This has already been an election season of intrigue, but a setting this morning in Boston is the poster child for just how strange politics is in 2008. John McCain was giving a speech, and standing behind McCain at Faneuil Hall, was Sen. Joe Lieberman.
Consider this: It was just a little over 7 years ago that Lieberman stood behind VP Al Gore on a riverboat on the Mississippi River in southeast Minnesota, to kick off their campaign for the White House. Lieberman and Gore had locked up the Democratic nomination the night before in Los Angeles at the Democratic National Convention.
Lieberman has gone from VP candidate on the Democratic ticket to former-Democrat-in-chief of the McCain campaign on the Republican side in a breathtakingly short period of time. Lieberman is an independent now; a distinction driven more by political expediency than by philosophy. Connecticut Democrats turned him out in a primary election because of his support for the war in Iraq.

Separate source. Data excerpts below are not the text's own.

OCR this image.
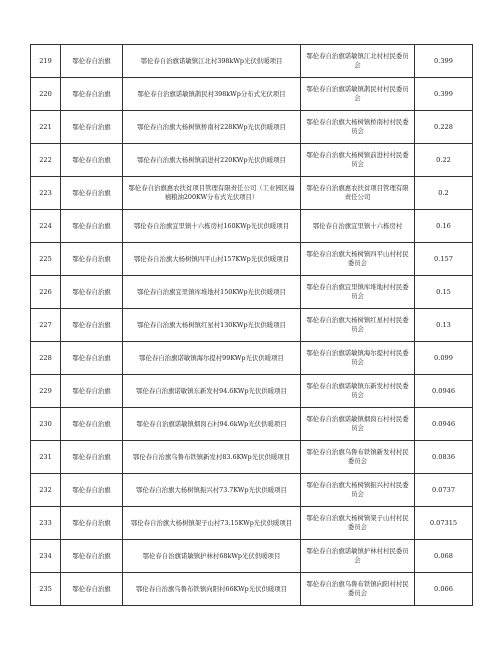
219	鄂伦春自治旗	鄂伦春自治旗诺敏镇江北村398kWp光伏供暖项目	鄂伦春自治旗诺敏镇江北村村民委员会	0.399
220	鄂伦春自治旗	鄂伦春自治旗诺敏镇鹊民村398kWp分布式光伏项目	鄂伦春自治旗诺敏镇鹊民村村民委员会	0.399
221	鄂伦春自治旗	鄂伦春自治旗大杨树镇桥南村228KWp光伏供暖项目	鄂伦春自治旗大杨树镇桥南村村民委员会	0.228
222	鄂伦春自治旗	鄂伦春自治旗大杨树镇前进村220KWp光伏供暖项目	鄂伦春自治旗大杨树镇前进村村民委员会	0.22
223	鄂伦春自治旗	鄂伦春自治旗惠农扶贫项目管理有限责任公司（工业园区福禧粮油200KW分布式光伏项目）	鄂伦春自治旗惠农扶贫项目管理有限责任公司	0.2
224	鄂伦春自治旗	鄂伦春自治旗宜里镇十六栋房村160KWp光伏供暖项目	鄂伦春自治旗宜里镇十六栋房村	0.16
225	鄂伦春自治旗	鄂伦春自治旗大杨树镇四平山村157KWp光伏供暖项目	鄂伦春自治旗大杨树镇四平山村村民委员会	0.157
226	鄂伦春自治旗	鄂伦春自治旗宜里镇库堆地村150KWp光伏供暖项目	鄂伦春自治旗宜里镇库堆地村村民委员会	0.15
227	鄂伦春自治旗	鄂伦春自治旗大杨树镇红星村130KWp光伏供暖项目	鄂伦春自治旗大杨树镇红星村村民委员会	0.13
228	鄂伦春自治旗	鄂伦春自治旗诺敏镇海尔提村99KWp光伏供暖项目	鄂伦春自治旗诺敏镇海尔提村村民委员会	0.099
229	鄂伦春自治旗	鄂伦春自治旗诺敏镇东新发村94.6KWp光伏供暖项目	鄂伦春自治旗诺敏镇东新发村村民委员会	0.0946
230	鄂伦春自治旗	鄂伦春自治旗诺敏镇烟囱石村94.6kWp光伏供暖项目	鄂伦春自治旗诺敏镇烟囱石村村民委员会	0.0946
231	鄂伦春自治旗	鄂伦春自治旗乌鲁布铁镇新发村83.6KWp光伏供暖项目	鄂伦春自治旗乌鲁布铁镇新发村村民委员会	0.0836
232	鄂伦春自治旗	鄂伦春自治旗大杨树镇振兴村73.7KWp光伏供暖项目	鄂伦春自治旗大杨树镇振兴村村民委员会	0.0737
233	鄂伦春自治旗	鄂伦春自治旗大杨树镇架子山村73.15KWp光伏供暖项目	鄂伦春自治旗大杨树镇架子山村村民委员会	0.07315
234	鄂伦春自治旗	鄂伦春自治旗诺敏镇护林村68kWp光伏供暖项目	鄂伦春自治旗诺敏镇护林村村民委员会	0.068
235	鄂伦春自治旗	鄂伦春自治旗乌鲁布铁镇向阳村66KWp光伏供暖项目	鄂伦春自治旗乌鲁布铁镇向阳村村民委员会	0.066
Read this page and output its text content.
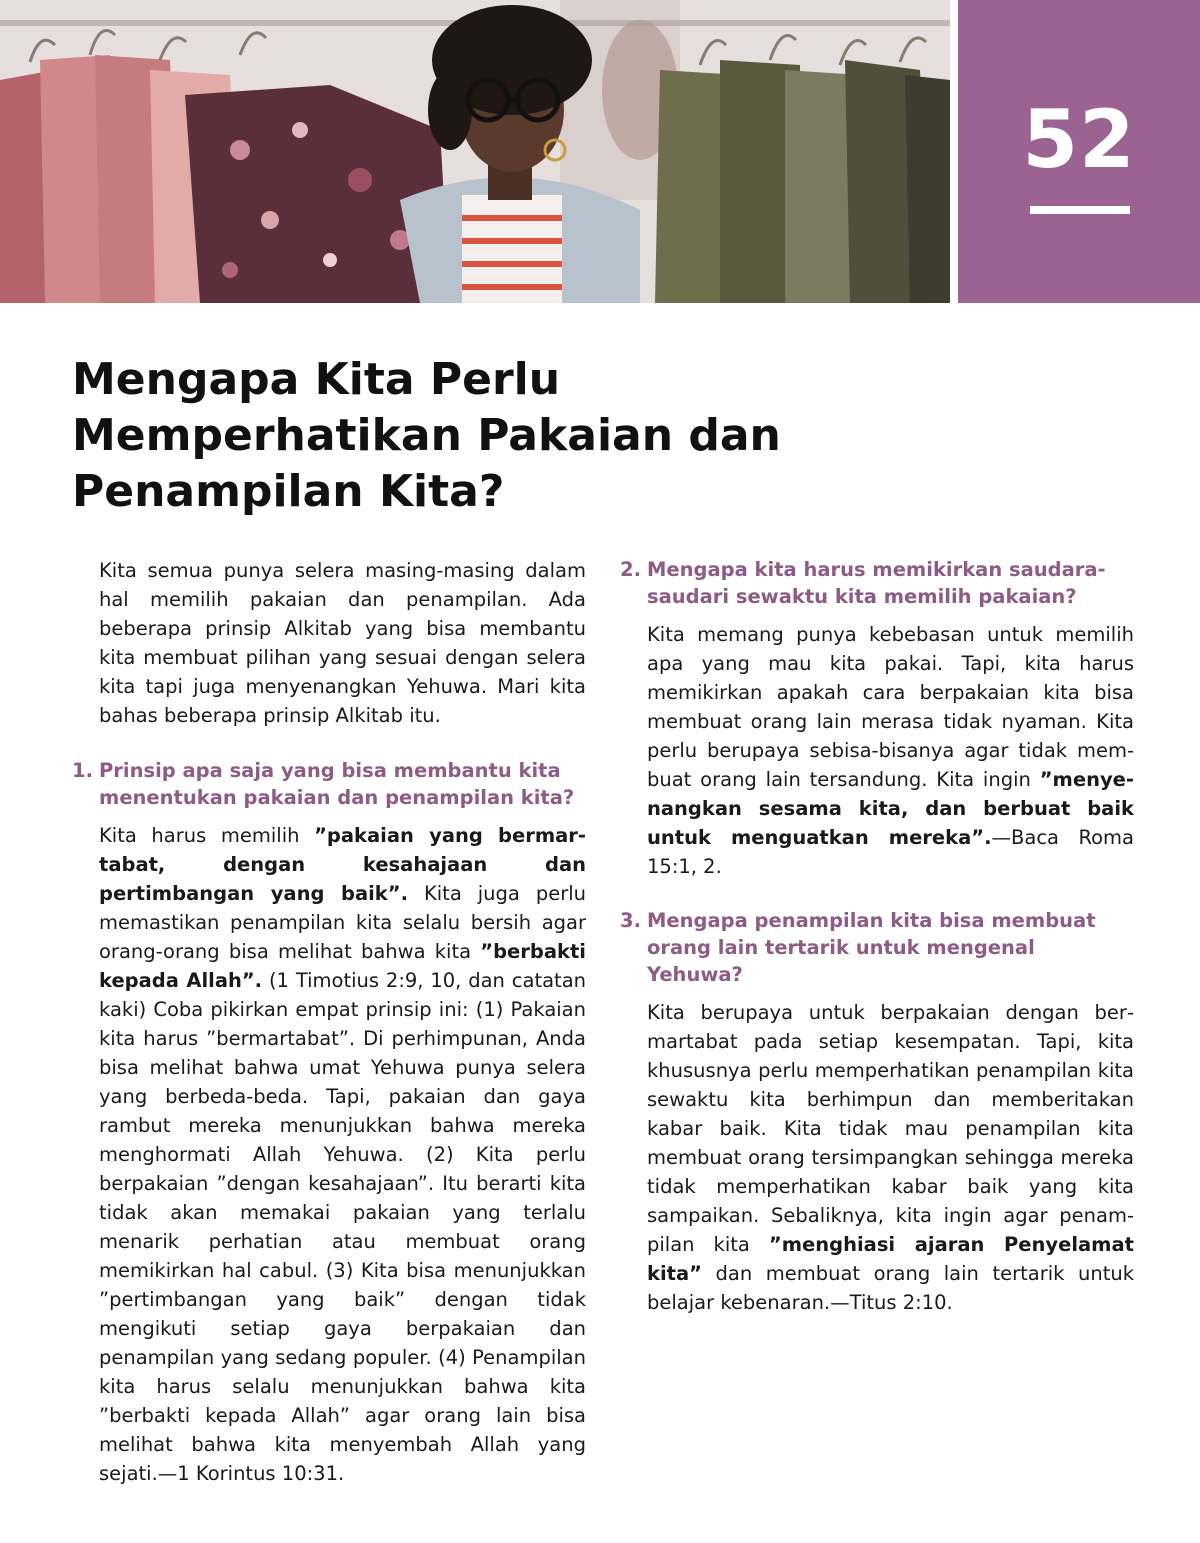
52
Mengapa Kita Perlu Memperhatikan Pakaian dan Penampilan Kita?

Kita semua punya selera masing-masing dalam hal memilih pakaian dan penampilan. Ada beberapa prinsip Alkitab yang bisa membantu kita membuat pilihan yang sesuai dengan selera kita tapi juga menyenangkan Yehuwa. Mari kita bahas beberapa prinsip Alkitab itu.

1. Prinsip apa saja yang bisa membantu kita menentukan pakaian dan penampilan kita?

Kita harus memilih ”pakaian yang bermartabat, dengan kesahajaan dan pertimbangan yang baik”. Kita juga perlu memastikan penampilan kita selalu bersih agar orang-orang bisa melihat bahwa kita ”berbakti kepada Allah”. (1 Timotius 2:9, 10, dan catatan kaki) Coba pikirkan empat prinsip ini: (1) Pakaian kita harus ”bermartabat”. Di perhimpunan, Anda bisa melihat bahwa umat Yehuwa punya selera yang berbeda-beda. Tapi, pakaian dan gaya rambut mereka menunjukkan bahwa mereka menghormati Allah Yehuwa. (2) Kita perlu berpakaian ”dengan kesahajaan”. Itu berarti kita tidak akan memakai pakaian yang terlalu menarik perhatian atau membuat orang memikirkan hal cabul. (3) Kita bisa menunjukkan ”pertimbangan yang baik” dengan tidak mengikuti setiap gaya berpakaian dan penampilan yang sedang populer. (4) Penampilan kita harus selalu menunjukkan bahwa kita ”berbakti kepada Allah” agar orang lain bisa melihat bahwa kita menyembah Allah yang sejati.—1 Korintus 10:31.

2. Mengapa kita harus memikirkan saudara-saudari sewaktu kita memilih pakaian?

Kita memang punya kebebasan untuk memilih apa yang mau kita pakai. Tapi, kita harus memikirkan apakah cara berpakaian kita bisa membuat orang lain merasa tidak nyaman. Kita perlu berupaya sebisa-bisanya agar tidak membuat orang lain tersandung. Kita ingin ”menyenangkan sesama kita, dan berbuat baik untuk menguatkan mereka”.—Baca Roma 15:1, 2.

3. Mengapa penampilan kita bisa membuat orang lain tertarik untuk mengenal Yehuwa?

Kita berupaya untuk berpakaian dengan bermartabat pada setiap kesempatan. Tapi, kita khususnya perlu memperhatikan penampilan kita sewaktu kita berhimpun dan memberitakan kabar baik. Kita tidak mau penampilan kita membuat orang tersimpangkan sehingga mereka tidak memperhatikan kabar baik yang kita sampaikan. Sebaliknya, kita ingin agar penampilan kita ”menghiasi ajaran Penyelamat kita” dan membuat orang lain tertarik untuk belajar kebenaran.—Titus 2:10.
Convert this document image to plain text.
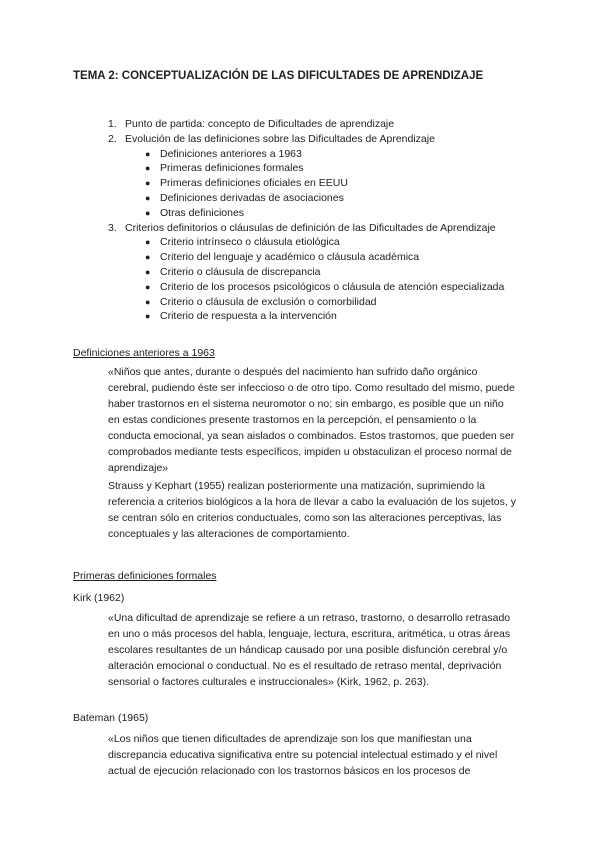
TEMA 2: CONCEPTUALIZACIÓN DE LAS DIFICULTADES DE APRENDIZAJE
1. Punto de partida: concepto de Dificultades de aprendizaje
2. Evolución de las definiciones sobre las Dificultades de Aprendizaje
● Definiciones anteriores a 1963
● Primeras definiciones formales
● Primeras definiciones oficiales en EEUU
● Definiciones derivadas de asociaciones
● Otras definiciones
3. Criterios definitorios o cláusulas de definición de las Dificultades de Aprendizaje
● Criterio intrínseco o cláusula etiológica
● Criterio del lenguaje y académico o cláusula académica
● Criterio o cláusula de discrepancia
● Criterio de los procesos psicológicos o cláusula de atención especializada
● Criterio o cláusula de exclusión o comorbilidad
● Criterio de respuesta a la intervención
Definiciones anteriores a 1963

«Niños que antes, durante o después del nacimiento han sufrido daño orgánico cerebral, pudiendo éste ser infeccioso o de otro tipo. Como resultado del mismo, puede haber trastornos en el sistema neuromotor o no; sin embargo, es posible que un niño en estas condiciones presente trastornos en la percepción, el pensamiento o la conducta emocional, ya sean aislados o combinados. Estos trastornos, que pueden ser comprobados mediante tests específicos, impiden u obstaculizan el proceso normal de aprendizaje»

Strauss y Kephart (1955) realizan posteriormente una matización, suprimiendo la referencia a criterios biológicos a la hora de llevar a cabo la evaluación de los sujetos, y se centran sólo en criterios conductuales, como son las alteraciones perceptivas, las conceptuales y las alteraciones de comportamiento.

Primeras definiciones formales
Kirk (1962)

«Una dificultad de aprendizaje se refiere a un retraso, trastorno, o desarrollo retrasado en uno o más procesos del habla, lenguaje, lectura, escritura, aritmética, u otras áreas escolares resultantes de un hándicap causado por una posible disfunción cerebral y/o alteración emocional o conductual. No es el resultado de retraso mental, deprivación sensorial o factores culturales e instruccionales» (Kirk, 1962, p. 263).

Bateman (1965)

«Los niños que tienen dificultades de aprendizaje son los que manifiestan una discrepancia educativa significativa entre su potencial intelectual estimado y el nivel actual de ejecución relacionado con los trastornos básicos en los procesos de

Some have guessed that Lieberman could end up on the Republican ticket. Over the weekend, The Rocky Mountain News reports today, McCain did nothing to diminish the speculation. “I say that after next Tuesday, if we win, there would be that consideration… I would be honored to serve by his side in any capacity,” he said.
Lieberman, on the other hand, seemed dismissive of the talk, standard protocol for most would-be VP candidates.